This repository contains resources and notebooks for working with large language models.
-
Navigate to the project directory:
cd <base>/large-language-models
-
Create the conda environment:
conda env create --file deploy/conda/linux_py312.yml
-
Activate the environment:
conda activate llm
-
To update the environment file (if necessary):
conda env export --name llm > deploy/conda/linux_py312.yml
-
Install megacmd based on your operating system from https://mega.io/cmd.
-
For Ubuntu 24.04:
wget https://mega.nz/linux/repo/xUbuntu_24.04/amd64/megacmd-xUbuntu_24.04_amd64.deb && sudo apt install "$PWD/megacmd-xUbuntu_24.04_amd64.deb"
-
Download the trained models:
mega-get https://mega.nz/folder/GNwjiCxR#bQtpQ8HMZ9jgoB1deKOTxA mega-get https://mega.nz/folder/nBAXVDaa#Iu-PvhWUDHSDd78HvEleTA mega-get https://mega.nz/folder/mUoGSTzR#7LQo8MLe_dz_zTG6nxdFTA mega-get https://mega.nz/folder/GVpXxITD#9YqNR_uhUyxqsDI-KUMr0w
File: In-context-learning.ipynb
This notebook explores the influence of input text on model output. It focuses on prompt engineering techniques, comparing zero-shot, one-shot, and few-shot inferences to enhance Large Language Model outputs.

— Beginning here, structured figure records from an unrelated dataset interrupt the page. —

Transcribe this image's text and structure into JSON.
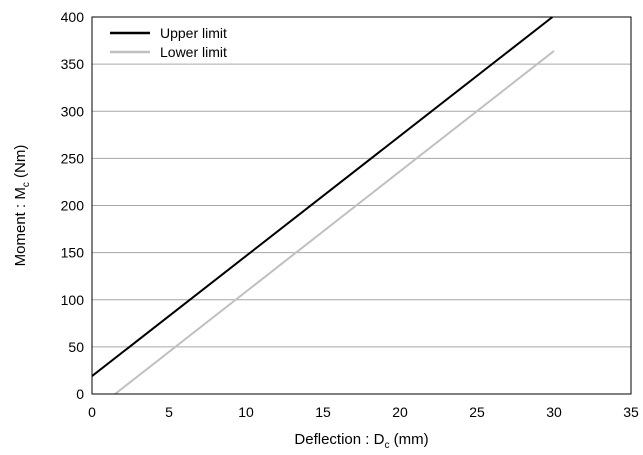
{
  "chart_data": {
    "type": "line",
    "title": "",
    "xlabel": {
      "main": "Deflection : D",
      "sub": "c",
      "unit": " (mm)"
    },
    "ylabel": {
      "main": "Moment : M",
      "sub": "c",
      "unit": " (Nm)"
    },
    "xlim": [
      0,
      35
    ],
    "ylim": [
      0,
      400
    ],
    "xticks": [
      0,
      5,
      10,
      15,
      20,
      25,
      30,
      35
    ],
    "yticks": [
      0,
      50,
      100,
      150,
      200,
      250,
      300,
      350,
      400
    ],
    "grid": "horizontal",
    "legend_position": "top-left",
    "series": [
      {
        "name": "Upper limit",
        "color": "#000000",
        "points": [
          [
            0,
            19
          ],
          [
            29.9,
            400
          ]
        ]
      },
      {
        "name": "Lower limit",
        "color": "#c0c0c0",
        "points": [
          [
            1.5,
            0
          ],
          [
            30,
            364
          ]
        ]
      }
    ]
  }
}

File: Instruction-fine-tuning.ipynb
This notebook demonstrates fine-tuning the FLAN-T5 model from Hugging Face for improved dialogue summarization. It covers:
- Full fine-tuning
- Evaluation using ROUGE metrics
- Parameter Efficient Fine-Tuning (PEFT)
- Comparison of performance metrics
File: Reinforcement-learning-fine-tuning.ipynb
This notebook focuses on fine-tuning a FLAN-T5 model to generate less toxic content using:
- Meta AI's hate speech reward model (a binary classifier predicting "not hate" or "hate")
- Proximal Policy Optimization (PPO) for reducing model toxicity.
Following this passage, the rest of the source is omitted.